• From Axios:
"The U.S. economy grew at an annualized 2.9% rate in the final months of 2022, the Commerce Department said on Thursday.
"Why it matters: Economists are bracing for a significant slowdown in economic activity as the Federal Reserve's interest rates hikes take hold, but that certainly wasn't the case in the final months of last year.
"Economists expected the Gross Domestic Product figures to show the economy grew at a 2.6% annualized rate last quarter, after expanding at a 3.2% pace in the prior quarter."
Axios notes that "the first half of 2022 was dogged by fears that the economy had entered a recession, after back-to-back quarters of contractions. But by the second half of the year, the economy had returned to growth mode.
"The growth over 2022 was an expected slowdown from the 5.9% achieved in 2021, when the economy bounced back from the pandemic shock."
• The World Health Organization (WHO) has renewed its call for the global elimination of the use of trans fats in foods.
Here's what it said:
"Five billion people globally remain unprotected from harmful trans fat, a new status report from WHO has found, increasing their risk of heart disease and death.
"Since WHO first called for the global elimination of industrially produced trans fat in 2018 – with an elimination target set for 2023 – population coverage of best-practice policies has increased almost six-fold. Forty-three countries have now implemented best-practice policies for tackling trans fat in food, with 2.8 billion people protected globally.
"Despite substantial progress, however, this still leaves 5 billion worldwide at risk from trans fat’s devastating health impacts with the global goal for its total elimination in 2023 remaining unattainable at this time.
"Industrially produced trans fat (also called industrially produced trans-fatty acids) is commonly found in packaged foods, baked goods, cooking oils and spreads. Trans fat intake is responsible for up to 500,000 premature deaths from coronary heart disease each year around the world."

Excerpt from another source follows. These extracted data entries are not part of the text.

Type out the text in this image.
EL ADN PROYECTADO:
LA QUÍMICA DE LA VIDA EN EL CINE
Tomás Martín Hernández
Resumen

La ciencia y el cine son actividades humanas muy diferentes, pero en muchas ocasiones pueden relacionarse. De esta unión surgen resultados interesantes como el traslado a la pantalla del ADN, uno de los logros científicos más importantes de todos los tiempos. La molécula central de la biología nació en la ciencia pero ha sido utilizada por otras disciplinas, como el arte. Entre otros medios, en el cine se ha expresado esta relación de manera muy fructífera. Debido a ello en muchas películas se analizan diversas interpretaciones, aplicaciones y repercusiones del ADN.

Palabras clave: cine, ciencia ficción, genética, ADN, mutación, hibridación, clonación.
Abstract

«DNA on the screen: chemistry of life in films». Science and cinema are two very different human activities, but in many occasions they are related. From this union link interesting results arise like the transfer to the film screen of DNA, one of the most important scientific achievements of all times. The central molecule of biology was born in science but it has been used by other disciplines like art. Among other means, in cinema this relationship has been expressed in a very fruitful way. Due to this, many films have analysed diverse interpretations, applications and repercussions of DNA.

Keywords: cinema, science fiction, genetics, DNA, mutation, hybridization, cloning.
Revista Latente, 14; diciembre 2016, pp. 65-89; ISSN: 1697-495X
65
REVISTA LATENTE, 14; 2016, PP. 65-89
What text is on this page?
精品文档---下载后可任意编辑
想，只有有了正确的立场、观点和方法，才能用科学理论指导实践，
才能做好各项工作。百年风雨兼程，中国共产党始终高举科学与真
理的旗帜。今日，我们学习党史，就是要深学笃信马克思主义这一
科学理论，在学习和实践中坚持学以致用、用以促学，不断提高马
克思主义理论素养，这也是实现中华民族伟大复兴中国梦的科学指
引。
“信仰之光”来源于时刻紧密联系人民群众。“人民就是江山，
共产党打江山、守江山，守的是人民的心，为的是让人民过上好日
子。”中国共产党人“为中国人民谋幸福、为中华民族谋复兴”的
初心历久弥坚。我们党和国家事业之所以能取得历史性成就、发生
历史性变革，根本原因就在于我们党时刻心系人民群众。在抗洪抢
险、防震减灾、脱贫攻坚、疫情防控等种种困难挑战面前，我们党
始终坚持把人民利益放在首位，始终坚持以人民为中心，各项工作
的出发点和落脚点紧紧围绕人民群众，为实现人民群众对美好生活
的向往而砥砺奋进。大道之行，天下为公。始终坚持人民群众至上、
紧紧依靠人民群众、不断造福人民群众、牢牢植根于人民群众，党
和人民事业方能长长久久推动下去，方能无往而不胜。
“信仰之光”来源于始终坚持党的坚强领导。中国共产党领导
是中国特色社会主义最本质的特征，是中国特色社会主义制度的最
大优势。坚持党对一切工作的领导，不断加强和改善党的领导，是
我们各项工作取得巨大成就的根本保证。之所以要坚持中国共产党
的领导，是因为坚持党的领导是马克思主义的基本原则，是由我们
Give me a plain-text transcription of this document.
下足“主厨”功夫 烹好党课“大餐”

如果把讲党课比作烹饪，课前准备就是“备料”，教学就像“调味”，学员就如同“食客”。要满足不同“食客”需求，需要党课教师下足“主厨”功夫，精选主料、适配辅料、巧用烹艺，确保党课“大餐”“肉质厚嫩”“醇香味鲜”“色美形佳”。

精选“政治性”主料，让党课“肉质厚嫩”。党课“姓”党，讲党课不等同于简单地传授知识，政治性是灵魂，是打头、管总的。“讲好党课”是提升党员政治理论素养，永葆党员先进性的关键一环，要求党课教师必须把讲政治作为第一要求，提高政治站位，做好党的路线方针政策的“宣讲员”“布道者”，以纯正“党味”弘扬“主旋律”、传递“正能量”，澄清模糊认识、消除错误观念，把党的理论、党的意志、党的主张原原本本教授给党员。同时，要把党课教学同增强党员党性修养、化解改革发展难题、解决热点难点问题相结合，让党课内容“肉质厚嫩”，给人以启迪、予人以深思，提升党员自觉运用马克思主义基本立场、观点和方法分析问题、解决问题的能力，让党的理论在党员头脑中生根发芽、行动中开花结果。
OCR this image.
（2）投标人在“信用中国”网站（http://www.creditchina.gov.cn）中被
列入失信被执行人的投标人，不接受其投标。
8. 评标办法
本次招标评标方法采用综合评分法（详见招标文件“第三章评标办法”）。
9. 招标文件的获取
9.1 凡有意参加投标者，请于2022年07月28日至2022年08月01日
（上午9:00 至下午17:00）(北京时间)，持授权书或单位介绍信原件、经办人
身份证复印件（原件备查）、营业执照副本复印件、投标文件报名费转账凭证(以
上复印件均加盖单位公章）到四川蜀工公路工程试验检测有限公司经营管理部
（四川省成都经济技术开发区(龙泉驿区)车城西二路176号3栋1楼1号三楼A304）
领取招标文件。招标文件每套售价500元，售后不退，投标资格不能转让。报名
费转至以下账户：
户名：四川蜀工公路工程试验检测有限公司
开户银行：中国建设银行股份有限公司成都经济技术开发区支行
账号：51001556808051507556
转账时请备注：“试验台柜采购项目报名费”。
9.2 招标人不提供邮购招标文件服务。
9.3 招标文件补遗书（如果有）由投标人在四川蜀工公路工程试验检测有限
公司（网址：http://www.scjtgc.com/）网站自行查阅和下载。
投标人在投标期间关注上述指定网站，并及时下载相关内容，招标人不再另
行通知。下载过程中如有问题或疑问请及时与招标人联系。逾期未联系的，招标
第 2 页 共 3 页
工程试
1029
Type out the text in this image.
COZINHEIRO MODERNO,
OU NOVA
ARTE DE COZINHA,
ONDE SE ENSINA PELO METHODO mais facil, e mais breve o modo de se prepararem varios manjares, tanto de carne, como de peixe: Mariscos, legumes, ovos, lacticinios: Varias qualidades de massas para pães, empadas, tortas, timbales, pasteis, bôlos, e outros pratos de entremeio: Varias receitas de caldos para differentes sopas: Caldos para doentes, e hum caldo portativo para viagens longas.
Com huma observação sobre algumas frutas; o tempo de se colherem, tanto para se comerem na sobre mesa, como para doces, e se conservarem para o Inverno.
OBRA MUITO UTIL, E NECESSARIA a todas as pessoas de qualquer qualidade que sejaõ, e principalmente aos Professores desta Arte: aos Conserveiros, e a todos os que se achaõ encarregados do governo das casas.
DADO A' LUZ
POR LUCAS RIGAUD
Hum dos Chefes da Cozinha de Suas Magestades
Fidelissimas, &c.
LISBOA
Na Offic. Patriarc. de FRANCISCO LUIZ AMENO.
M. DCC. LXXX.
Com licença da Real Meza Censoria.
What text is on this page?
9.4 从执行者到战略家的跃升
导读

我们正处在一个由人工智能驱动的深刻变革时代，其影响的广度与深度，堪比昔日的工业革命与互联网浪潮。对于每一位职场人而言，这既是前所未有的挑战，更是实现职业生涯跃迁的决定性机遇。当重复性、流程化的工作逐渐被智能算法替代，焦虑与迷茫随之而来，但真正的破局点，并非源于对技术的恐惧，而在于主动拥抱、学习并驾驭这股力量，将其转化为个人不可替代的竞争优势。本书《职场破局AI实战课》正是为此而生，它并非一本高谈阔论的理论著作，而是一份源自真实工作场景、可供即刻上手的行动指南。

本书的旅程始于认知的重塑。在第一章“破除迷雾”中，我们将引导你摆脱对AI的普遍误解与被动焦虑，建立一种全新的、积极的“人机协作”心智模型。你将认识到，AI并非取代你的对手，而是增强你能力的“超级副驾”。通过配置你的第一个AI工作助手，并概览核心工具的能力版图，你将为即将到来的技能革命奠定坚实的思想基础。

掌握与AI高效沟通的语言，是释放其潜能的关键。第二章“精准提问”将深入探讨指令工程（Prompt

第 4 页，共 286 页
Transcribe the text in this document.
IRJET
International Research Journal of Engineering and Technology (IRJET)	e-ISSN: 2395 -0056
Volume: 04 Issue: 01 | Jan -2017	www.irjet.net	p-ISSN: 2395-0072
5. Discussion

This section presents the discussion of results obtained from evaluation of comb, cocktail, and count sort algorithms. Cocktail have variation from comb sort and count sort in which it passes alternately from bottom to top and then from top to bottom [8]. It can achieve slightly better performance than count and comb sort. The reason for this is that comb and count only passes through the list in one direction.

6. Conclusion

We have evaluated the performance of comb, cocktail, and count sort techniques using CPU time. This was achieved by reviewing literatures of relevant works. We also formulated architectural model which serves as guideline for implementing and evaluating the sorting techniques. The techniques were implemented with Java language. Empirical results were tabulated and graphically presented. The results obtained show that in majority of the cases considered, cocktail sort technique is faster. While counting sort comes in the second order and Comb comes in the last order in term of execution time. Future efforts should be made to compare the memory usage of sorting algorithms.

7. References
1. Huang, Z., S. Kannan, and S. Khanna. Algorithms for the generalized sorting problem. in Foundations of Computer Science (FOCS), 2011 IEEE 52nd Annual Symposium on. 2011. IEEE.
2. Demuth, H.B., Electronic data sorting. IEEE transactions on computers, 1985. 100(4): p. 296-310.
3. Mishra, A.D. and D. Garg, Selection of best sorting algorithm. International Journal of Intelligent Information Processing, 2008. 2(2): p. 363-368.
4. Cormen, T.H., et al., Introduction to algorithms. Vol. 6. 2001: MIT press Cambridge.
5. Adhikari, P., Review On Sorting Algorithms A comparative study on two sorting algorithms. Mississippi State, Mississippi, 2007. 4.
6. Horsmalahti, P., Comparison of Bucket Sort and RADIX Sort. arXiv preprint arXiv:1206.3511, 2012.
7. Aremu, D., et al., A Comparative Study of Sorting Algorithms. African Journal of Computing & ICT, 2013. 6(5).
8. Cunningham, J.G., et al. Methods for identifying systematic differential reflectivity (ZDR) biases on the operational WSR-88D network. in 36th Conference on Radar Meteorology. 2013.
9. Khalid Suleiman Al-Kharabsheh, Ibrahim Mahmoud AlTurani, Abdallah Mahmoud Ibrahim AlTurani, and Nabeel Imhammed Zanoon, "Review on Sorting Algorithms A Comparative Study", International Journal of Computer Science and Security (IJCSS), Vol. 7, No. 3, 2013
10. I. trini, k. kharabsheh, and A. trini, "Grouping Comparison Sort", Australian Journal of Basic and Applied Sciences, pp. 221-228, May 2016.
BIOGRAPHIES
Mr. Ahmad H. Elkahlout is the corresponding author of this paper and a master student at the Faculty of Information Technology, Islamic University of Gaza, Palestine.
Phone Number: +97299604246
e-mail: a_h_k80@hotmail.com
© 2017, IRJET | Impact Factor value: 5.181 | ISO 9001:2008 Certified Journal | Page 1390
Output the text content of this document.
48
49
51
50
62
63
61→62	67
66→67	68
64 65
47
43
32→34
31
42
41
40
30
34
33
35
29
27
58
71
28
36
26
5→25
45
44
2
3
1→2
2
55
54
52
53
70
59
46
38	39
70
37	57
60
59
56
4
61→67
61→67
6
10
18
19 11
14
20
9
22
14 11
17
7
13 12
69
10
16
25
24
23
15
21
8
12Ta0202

“Trans fat has no known benefit, and huge health risks that incur huge costs for health systems,” said WHO Director-General, Dr Tedros Adhanom Ghebreyesus. “By contrast, eliminating trans fat is cost effective and has enormous benefits for health. Put simply, trans fat is a toxic chemical that kills, and should have no place in food. It’s time to get rid of it once and for all.”
• DC Velocity reports that the Consumer Brands Association (CBA) has endorsed "a bipartisan bill launched in Congress today that aims to deliver “a sweeping overhaul of the interstate trucking supply chain system” by bringing more drivers into the sector.
"According to its sponsors, the 'Safer Highways and Increased Performance for Interstate Trucking (SHIP IT) Act' would increase safety and shipping capacity for truckers; provide recruitment and retention incentives for drivers; and include flexibility during times of emergencies or black swan events. It was introduced by U.S. Representatives Dusty Johnson (R-S.D.) and Jim Costa (D-CA).
"If successful, the bill would follow a flurry of transportation-related bills that became law in the first two years of the Biden Administration, including the Bipartisan Infrastructure Act, Ocean Shipping Reform Act (OSRA), and Inflation Reduction Act. In additional moves, the White House introduced efforts to boost truck driver job recruitment, improve data sharing among supply chain partners through the FLOW platform, and forced a resolution to a threatened freight rail strike."
• From Bloomberg:
"Mexico’s proposed changes to a planned ban on imports of US corn are insufficient, the Biden administration warned, saying that it continues to consider all of its rights to respond under the free-trade agreement between the nations.
"'Mexico’s proposed approach, which is not grounded in science, still threatens to disrupt billions of dollars in bilateral agricultural trade, cause serious economic harm to US farmers and Mexican livestock producers, and stifle important innovations needed to help producers respond to pressing climate and food security challenges,' the US Trade Representative’s office said in a statement."
In 2020, Mexico "announced plans to phase out genetically modified yellow corn for livestock feed by early 2024," the story notes.